Отношение Савруллина к сказочному преданию весьма резко проявилось в переделке им сказки о царевне-лягушке (№ 28). Вместо обычного царевича героем сказки оказался полудурачок Ипат, который поехал сватать невесту в лодке по болоту, так как отец не дал ему лошади. Конкурс хозяйственных работ трех снох заменен местным свадебным обычаем печенья новобрачного пирогов на второй день свадьбы. Конец смехотворный: лягушка-невеста вывалилась из худого кузова саней. В погоне за рифмой, в начале сказки приплетены ни к селу ни к городу «триста лопат», «пристав» и многое другое в этом роде.
Чисто волшебную сказку Савруллин попытался превратить в чисто бытовую: вклеил в сказку описание местных свадебных обрядов и много других бытовых подробностей; героя превратил в идиота — конечно, в погоне за видимою правдоподобностью. В результате — сказка совершенно искажена и сделалась почти неузнаваемою.
Сказки Савруллина вообще плохи. Но сказочники вроде Савруллина для нашего времени типичнее, нежели Ломтевы.
И между прочим для того, чтобы читатель не получил ложное (слишком выгодное) впечатление о современном состоянии сказки в народе, я ниже печатаю целую половину всего того, что записал от Савруллина.

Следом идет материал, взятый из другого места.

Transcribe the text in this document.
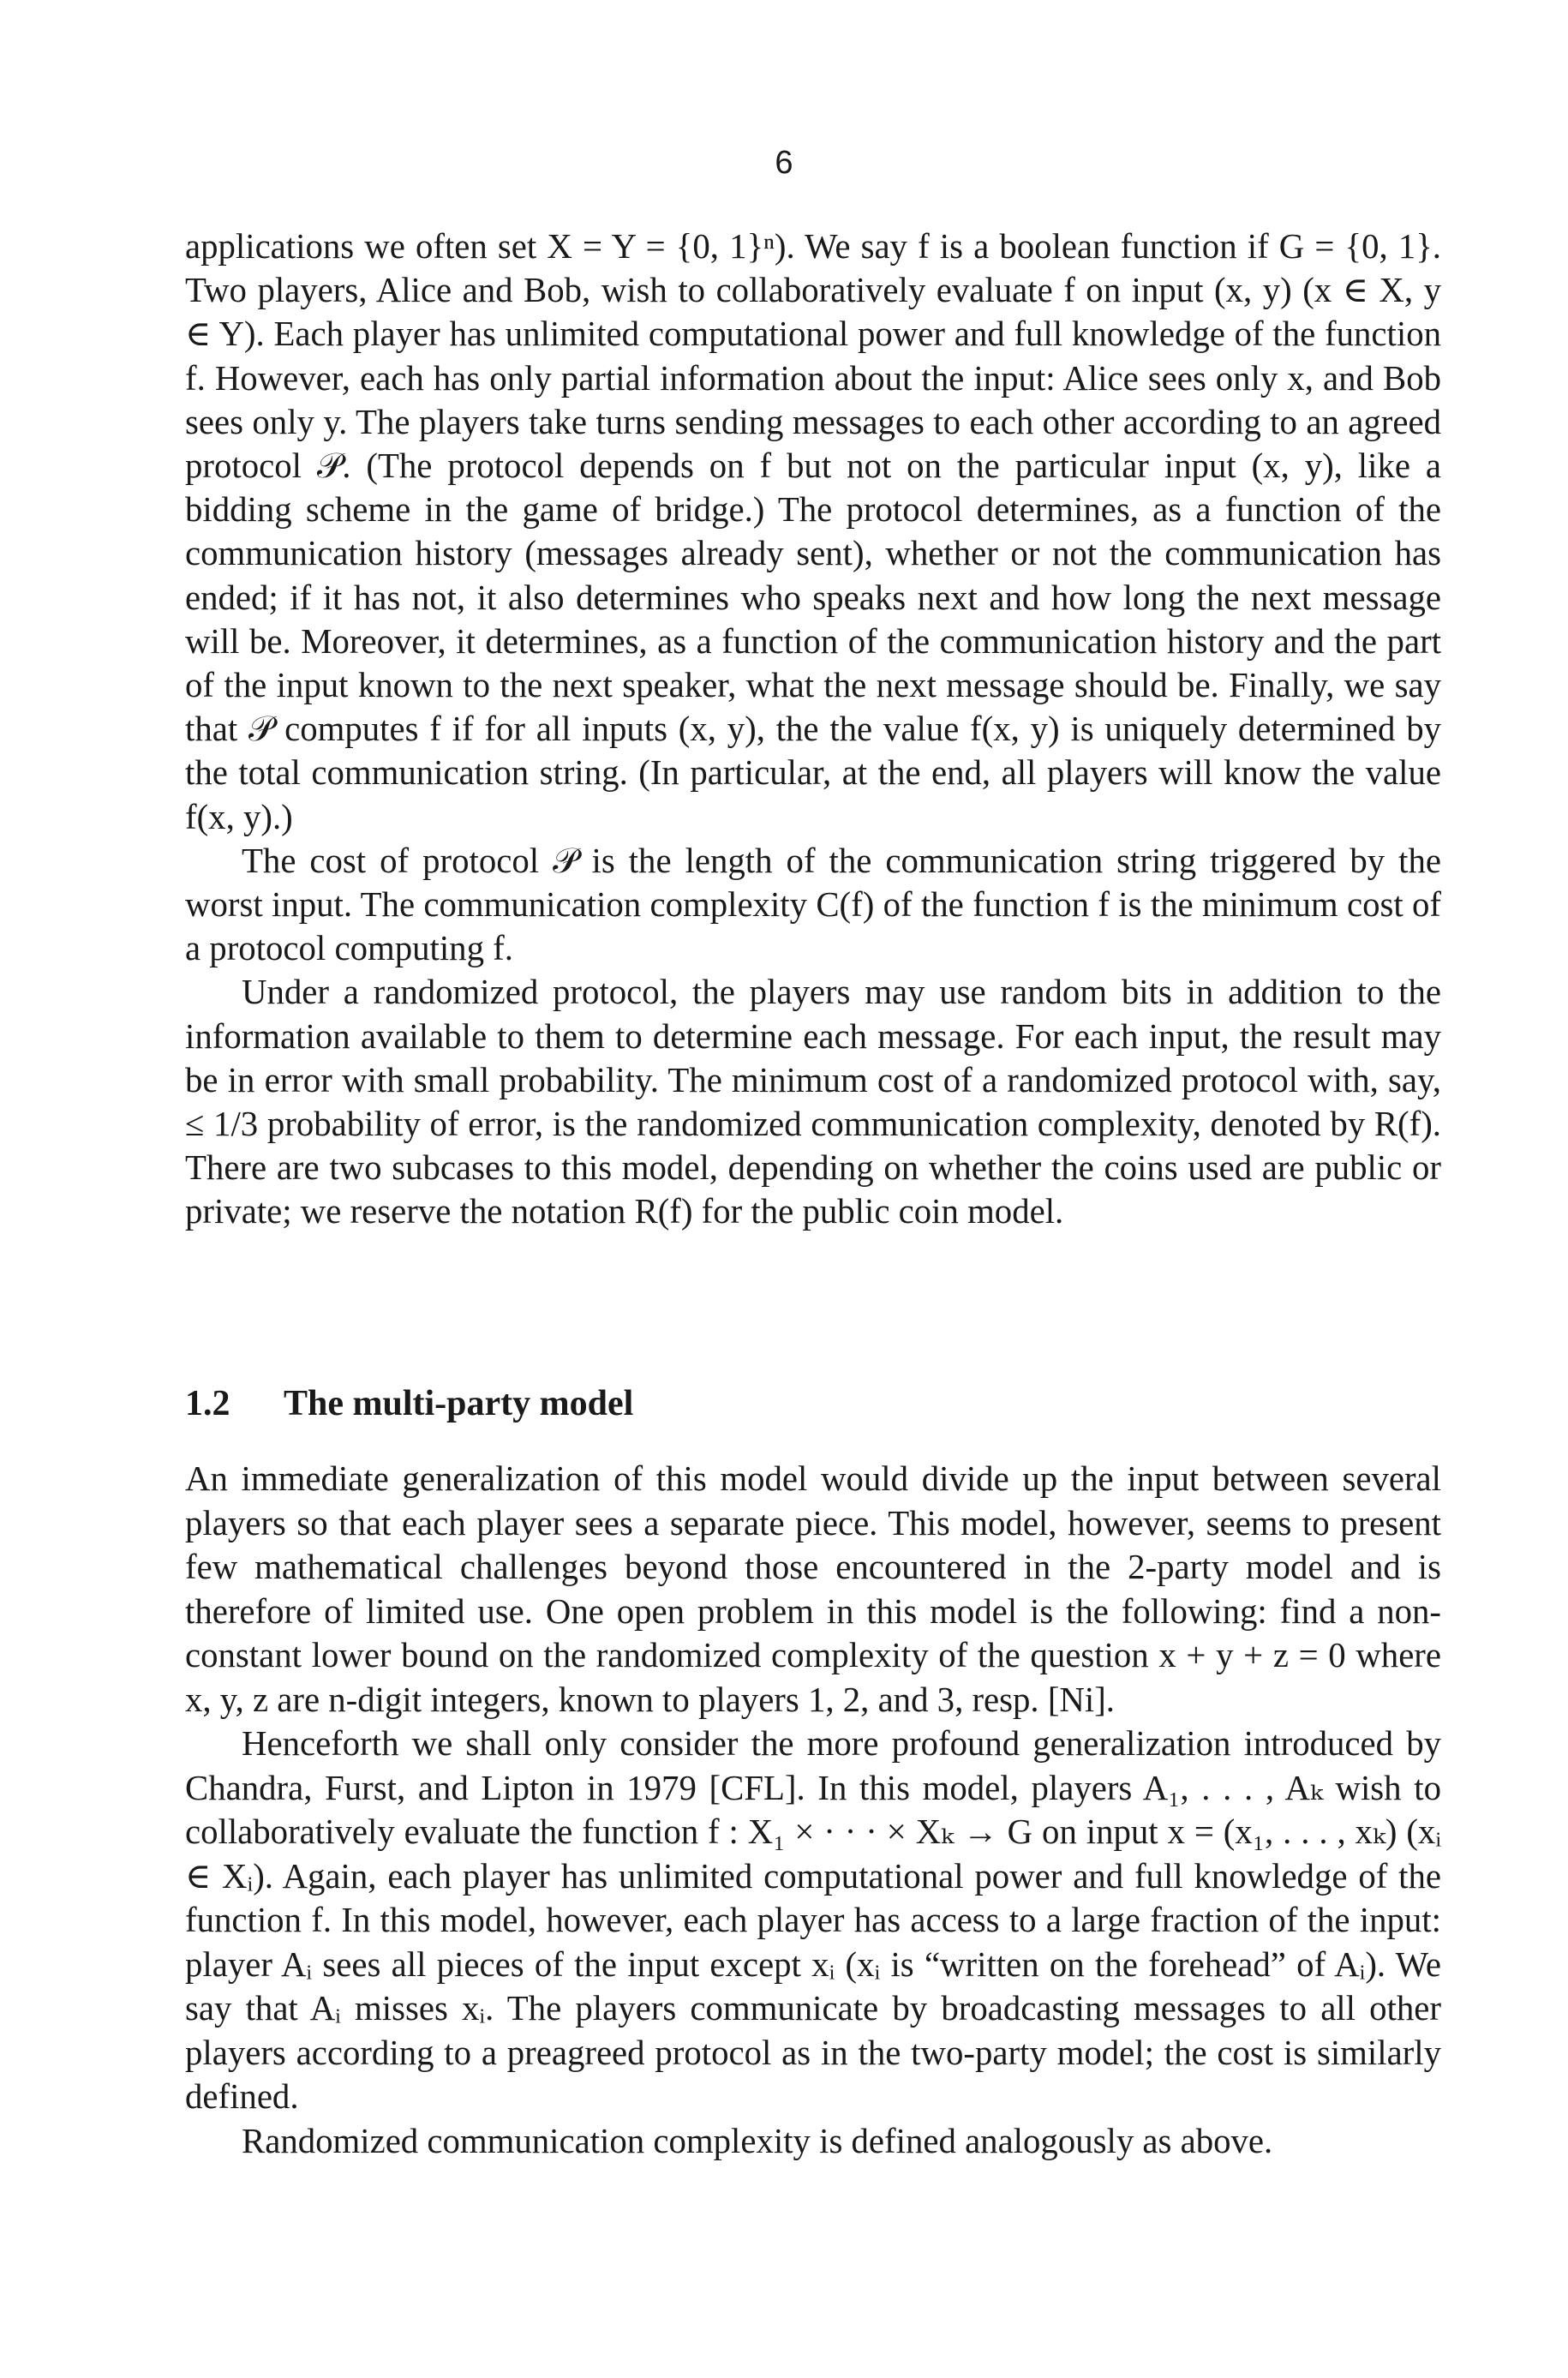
6

applications we often set X = Y = {0, 1}ⁿ). We say f is a boolean function if G = {0, 1}. Two players, Alice and Bob, wish to collaboratively evaluate f on input (x, y) (x ∈ X, y ∈ Y). Each player has unlimited computational power and full knowledge of the function f. However, each has only partial information about the input: Alice sees only x, and Bob sees only y. The players take turns sending messages to each other according to an agreed protocol 𝒫. (The protocol depends on f but not on the particular input (x, y), like a bidding scheme in the game of bridge.) The protocol determines, as a function of the communication history (messages already sent), whether or not the communication has ended; if it has not, it also determines who speaks next and how long the next message will be. Moreover, it determines, as a function of the communication history and the part of the input known to the next speaker, what the next message should be. Finally, we say that 𝒫 computes f if for all inputs (x, y), the the value f(x, y) is uniquely determined by the total communication string. (In particular, at the end, all players will know the value f(x, y).)

The cost of protocol 𝒫 is the length of the communication string triggered by the worst input. The communication complexity C(f) of the function f is the minimum cost of a protocol computing f.

Under a randomized protocol, the players may use random bits in addition to the information available to them to determine each message. For each input, the result may be in error with small probability. The minimum cost of a randomized protocol with, say, ≤ 1/3 probability of error, is the randomized communication complexity, denoted by R(f). There are two subcases to this model, depending on whether the coins used are public or private; we reserve the notation R(f) for the public coin model.

1.2 The multi-party model

An immediate generalization of this model would divide up the input between several players so that each player sees a separate piece. This model, however, seems to present few mathematical challenges beyond those encountered in the 2-party model and is therefore of limited use. One open problem in this model is the following: find a non-constant lower bound on the randomized complexity of the question x + y + z = 0 where x, y, z are n-digit integers, known to players 1, 2, and 3, resp. [Ni].

Henceforth we shall only consider the more profound generalization introduced by Chandra, Furst, and Lipton in 1979 [CFL]. In this model, players A₁, . . . , Aₖ wish to collaboratively evaluate the function f : X₁ × · · · × Xₖ → G on input x = (x₁, . . . , xₖ) (xᵢ ∈ Xᵢ). Again, each player has unlimited computational power and full knowledge of the function f. In this model, however, each player has access to a large fraction of the input: player Aᵢ sees all pieces of the input except xᵢ (xᵢ is “written on the forehead” of Aᵢ). We say that Aᵢ misses xᵢ. The players communicate by broadcasting messages to all other players according to a preagreed protocol as in the two-party model; the cost is similarly defined.

Randomized communication complexity is defined analogously as above.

В бытовых сказках Савруллин оказывается несколько более на своем месте. Некоторые из его бытовых рассказов — недурные этнографические картинки (№№ 39, 37). Рассказ «Иван Купцов» (№ 39) верно отражает чисто местную, уральскую, жизнь, и едва ли не создан самим Савруллиным (быть может, списан с действительных событий?). Будучи сочинителем, Савруллин однако же предпочитает готовые сказки своим измышлениям. Бытовой рассказ «Новая изба и черемисин» (№ 35) не мог быть им выдуман, так как сам Савруллин среди черемис никогда не жил; рассказ этот создан, вероятно, солдатом-уроженцем Казанской, Уфимской или Вятской губернии, где живут черемисы. Быт черемис отразился в этой сказке, по-видимому, верно.
Герои напечатанных мною сказок Савруллина довольно однообразны: шесть сказок (№№ 30–32, 37–39) посвящены похождениям воров и три (№№ 33, 34, 35) — солдат. Герой сказки № 36 — обманщик. Одна сказка (№ 29) — легенда и одна (№ 28) — переделка волшебной сказки. — Можно думать, что две последние сказки выслушаны Савруллиным от старухи «Панихи» из Метлина, а прочие — принесены им с военной службы.
* * *Представителем третьего типа известных мне сказочников является М. О. Глухов. Цель его сказок — тоже занимательность, как и у балагуров вроде Савруллина. Но эта занимательность достигается им не балагурством, не рифмами и раешничеством, а иначе: рассказчик подбирает разные, более занимательные сюжеты и анекдоты из многих бытовых сказок и нанизывает их в одну длинную цепь, так что получается как бы бесконечная хроника о похождениях героя, коего рассказчик иногда отожествляет с самим собою (ср. № 49).
Образец такого попурри из разных сказок можно видеть в сказке Глухова «Вор Ванька» (№ 50), которая представляет собою механическое, в порядке последовательности во времени, сцепление четырех разных сюжетов: 1) ловкий вор, 2) знахарь, 3) мудрые ответы или беспечальный монастырь и 4) небылица. В другой сказке о воре, рассказанной мне Шешневым-сыном (№ 47), соединены в одно место, также в хронологическом порядке, два разных сюжета: 1) вор и 2) поп и работник.